Torch Version: 1.4.0+cu100
GPU   Type   : Quadro RTX 5000


## Various custom implementations of slow PyTorch functions to compare against

In [2]:
def _colwise_max(input_tensor: torch.Tensor, 
                dim: int):
    """Perform column-wise max operation. Same as input_tensor.max(dim)[0].
    
    Orders of magnitude faster. Known bug in PyTorch.
    """
    ndim = len(input_tensor.size())
    if ndim == 1:
        input_tensor = input_tensor.view(len(input_tensor), 1)
    out = torch.stack(
        [torch.max(input_tensor[:, i]) for i in range(input_tensor.shape[1 - dim])]
    )
    return out


def _fast_bincount(input_tensor):
    """A faster version of bincount than torch.bincount. Same API."""
    ndim = len(input_tensor.size())
    if not ndim == 1:
        raise ValueError(f"input_tensor must be 1-d. Instead it is {ndim}-d.")
    if not (input_tensor[1:] >= input_tensor[:-1]).all():
        input_tensor = torch.sort(input_tensor)[0]
    diff_from_prev = input_tensor[1:] != input_tensor[:-1]
    first_ind = torch.nonzero(diff_from_prev)[:, 0] + 1
    inds = torch.zeros(len(first_ind) + 2, device=input_tensor.device, dtype=torch.long)
    inds[-1] = len(input_tensor)
    inds[1:-1] = first_ind
    bincounts = inds[1:] - inds[:-1]
    return bincounts

to_np = lambda x: x.detach().cpu().numpy()
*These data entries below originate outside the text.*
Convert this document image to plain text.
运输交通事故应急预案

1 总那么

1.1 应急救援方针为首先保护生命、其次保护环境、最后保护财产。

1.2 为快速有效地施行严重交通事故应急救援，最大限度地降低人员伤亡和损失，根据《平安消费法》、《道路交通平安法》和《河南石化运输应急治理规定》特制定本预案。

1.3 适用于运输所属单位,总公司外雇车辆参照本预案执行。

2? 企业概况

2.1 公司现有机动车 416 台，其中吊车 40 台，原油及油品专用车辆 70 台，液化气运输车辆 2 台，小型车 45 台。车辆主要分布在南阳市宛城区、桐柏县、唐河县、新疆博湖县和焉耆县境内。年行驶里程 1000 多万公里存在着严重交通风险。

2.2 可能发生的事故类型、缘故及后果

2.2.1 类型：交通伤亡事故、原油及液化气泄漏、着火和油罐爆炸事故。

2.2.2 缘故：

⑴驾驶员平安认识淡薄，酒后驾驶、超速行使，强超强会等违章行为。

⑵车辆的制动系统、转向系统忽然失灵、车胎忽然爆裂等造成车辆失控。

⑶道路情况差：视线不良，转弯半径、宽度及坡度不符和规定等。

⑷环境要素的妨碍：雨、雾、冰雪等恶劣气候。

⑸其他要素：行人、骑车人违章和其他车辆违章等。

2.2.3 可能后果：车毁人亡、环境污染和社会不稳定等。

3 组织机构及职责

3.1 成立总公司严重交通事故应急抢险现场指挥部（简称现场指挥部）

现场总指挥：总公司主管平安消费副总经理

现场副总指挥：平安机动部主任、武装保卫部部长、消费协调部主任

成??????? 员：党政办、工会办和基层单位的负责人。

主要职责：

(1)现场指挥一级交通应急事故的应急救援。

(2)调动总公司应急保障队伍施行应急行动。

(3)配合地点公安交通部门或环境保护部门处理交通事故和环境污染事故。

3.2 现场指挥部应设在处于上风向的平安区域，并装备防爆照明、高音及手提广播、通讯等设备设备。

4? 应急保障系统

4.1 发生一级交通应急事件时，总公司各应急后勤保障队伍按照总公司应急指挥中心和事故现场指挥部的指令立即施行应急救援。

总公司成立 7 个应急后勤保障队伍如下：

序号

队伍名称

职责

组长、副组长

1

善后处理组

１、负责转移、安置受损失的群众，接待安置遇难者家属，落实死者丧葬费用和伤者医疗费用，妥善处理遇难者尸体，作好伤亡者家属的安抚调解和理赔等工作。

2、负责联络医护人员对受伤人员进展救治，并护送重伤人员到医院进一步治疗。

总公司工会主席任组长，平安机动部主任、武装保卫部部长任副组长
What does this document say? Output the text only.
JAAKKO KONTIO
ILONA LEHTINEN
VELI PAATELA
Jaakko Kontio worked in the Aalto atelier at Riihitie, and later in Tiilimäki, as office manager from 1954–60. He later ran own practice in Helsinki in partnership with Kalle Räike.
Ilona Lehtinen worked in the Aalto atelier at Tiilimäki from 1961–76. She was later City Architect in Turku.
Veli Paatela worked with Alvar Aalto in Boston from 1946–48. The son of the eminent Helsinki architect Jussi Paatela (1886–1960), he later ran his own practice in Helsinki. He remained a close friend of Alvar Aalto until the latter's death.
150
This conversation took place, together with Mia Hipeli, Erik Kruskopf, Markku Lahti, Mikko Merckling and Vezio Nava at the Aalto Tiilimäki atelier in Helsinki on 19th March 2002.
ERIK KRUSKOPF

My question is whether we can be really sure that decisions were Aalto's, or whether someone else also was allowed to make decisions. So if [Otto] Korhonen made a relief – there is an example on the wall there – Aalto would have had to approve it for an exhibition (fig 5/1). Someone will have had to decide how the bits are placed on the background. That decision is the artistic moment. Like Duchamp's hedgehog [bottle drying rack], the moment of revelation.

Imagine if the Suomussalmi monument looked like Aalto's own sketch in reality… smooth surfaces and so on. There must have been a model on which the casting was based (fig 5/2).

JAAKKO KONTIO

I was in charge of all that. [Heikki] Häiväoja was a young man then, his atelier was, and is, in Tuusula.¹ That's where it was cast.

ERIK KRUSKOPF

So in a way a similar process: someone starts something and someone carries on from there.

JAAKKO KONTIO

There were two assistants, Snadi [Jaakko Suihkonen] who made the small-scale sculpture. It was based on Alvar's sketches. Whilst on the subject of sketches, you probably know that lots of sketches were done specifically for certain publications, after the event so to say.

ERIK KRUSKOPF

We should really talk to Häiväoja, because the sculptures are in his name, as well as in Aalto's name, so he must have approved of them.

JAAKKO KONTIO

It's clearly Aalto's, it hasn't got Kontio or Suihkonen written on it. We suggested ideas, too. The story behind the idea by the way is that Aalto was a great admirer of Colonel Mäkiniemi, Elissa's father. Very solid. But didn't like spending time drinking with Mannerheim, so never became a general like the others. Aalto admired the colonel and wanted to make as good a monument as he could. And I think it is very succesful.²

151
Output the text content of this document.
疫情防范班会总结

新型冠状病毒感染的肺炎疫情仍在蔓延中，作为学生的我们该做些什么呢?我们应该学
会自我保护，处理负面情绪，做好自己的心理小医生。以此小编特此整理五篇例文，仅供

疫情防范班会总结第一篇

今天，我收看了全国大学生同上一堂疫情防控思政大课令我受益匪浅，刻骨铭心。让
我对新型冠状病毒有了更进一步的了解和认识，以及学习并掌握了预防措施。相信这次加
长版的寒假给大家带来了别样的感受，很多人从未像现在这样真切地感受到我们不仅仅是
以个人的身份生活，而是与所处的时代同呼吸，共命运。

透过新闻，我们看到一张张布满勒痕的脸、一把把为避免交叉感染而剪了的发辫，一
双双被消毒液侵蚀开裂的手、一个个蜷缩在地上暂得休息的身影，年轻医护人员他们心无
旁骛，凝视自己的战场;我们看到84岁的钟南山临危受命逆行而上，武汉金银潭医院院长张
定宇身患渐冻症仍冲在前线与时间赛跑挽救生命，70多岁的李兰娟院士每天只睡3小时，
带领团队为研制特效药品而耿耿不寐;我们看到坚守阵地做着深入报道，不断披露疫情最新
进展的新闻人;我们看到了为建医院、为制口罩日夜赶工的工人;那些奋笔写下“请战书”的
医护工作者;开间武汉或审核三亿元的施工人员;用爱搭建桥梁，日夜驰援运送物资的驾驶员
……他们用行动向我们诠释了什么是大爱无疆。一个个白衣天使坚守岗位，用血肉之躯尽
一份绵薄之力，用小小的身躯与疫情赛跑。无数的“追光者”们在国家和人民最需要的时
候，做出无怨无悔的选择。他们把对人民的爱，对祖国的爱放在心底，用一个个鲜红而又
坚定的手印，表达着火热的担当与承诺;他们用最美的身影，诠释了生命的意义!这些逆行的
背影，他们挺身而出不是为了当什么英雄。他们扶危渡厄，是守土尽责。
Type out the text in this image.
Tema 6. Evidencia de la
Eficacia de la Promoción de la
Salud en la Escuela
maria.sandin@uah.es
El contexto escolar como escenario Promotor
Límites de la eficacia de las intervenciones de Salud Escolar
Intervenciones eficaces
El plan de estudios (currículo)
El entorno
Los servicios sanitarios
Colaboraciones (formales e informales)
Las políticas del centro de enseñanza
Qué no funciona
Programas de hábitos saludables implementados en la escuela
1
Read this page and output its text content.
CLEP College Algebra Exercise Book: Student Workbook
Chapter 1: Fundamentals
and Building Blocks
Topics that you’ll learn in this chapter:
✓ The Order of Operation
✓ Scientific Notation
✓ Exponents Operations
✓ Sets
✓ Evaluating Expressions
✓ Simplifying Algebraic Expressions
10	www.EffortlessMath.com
## Timing for column-wise max operation

In [3]:
# create random input tensor
input_tensor = torch.rand([100000, 4]).cuda()

In [4]:
%%timeit
colmax = input_tensor.max(dim=0)[0]
torch.cuda.synchronize()

3.89 ms ± 421 ns per loop (mean ± std. dev. of 7 runs, 100 loops each)


In [5]:
%%timeit
colmax_custom = _colwise_max(input_tensor, dim=0)
torch.cuda.synchronize()

171 µs ± 1.42 µs per loop (mean ± std. dev. of 7 runs, 10000 loops each)


In [6]:
colmax = input_tensor.max(dim=0)[0]
colmax_custom = _colwise_max(input_tensor, dim=0)
np.testing.assert_equal(to_np(colmax), to_np(colmax_custom))

## Timing for bincount

In [7]:
# create random input tensor
input_tensor = torch.randint(20, size=[100000]).cuda()
input_tensor = torch.sort(input_tensor)[0]  # for a pre-sorted input tensor, _fast_bincount is much faster

In [8]:
%%timeit
counts = torch.bincount(input_tensor)
torch.cuda.synchronize()

1.18 ms ± 717 ns per loop (mean ± std. dev. of 7 runs, 1000 loops each)


In [9]:
%%timeit
counts_custom = _fast_bincount(input_tensor)
torch.cuda.synchronize()

189 µs ± 1.81 µs per loop (mean ± std. dev. of 7 runs, 10000 loops each)


In [10]:
# check that results are the same
counts = torch.bincount(input_tensor)
counts_custom = _fast_bincount(torch.sort(input_tensor)[0])
np.testing.assert_equal(to_np(counts), to_np(counts_custom))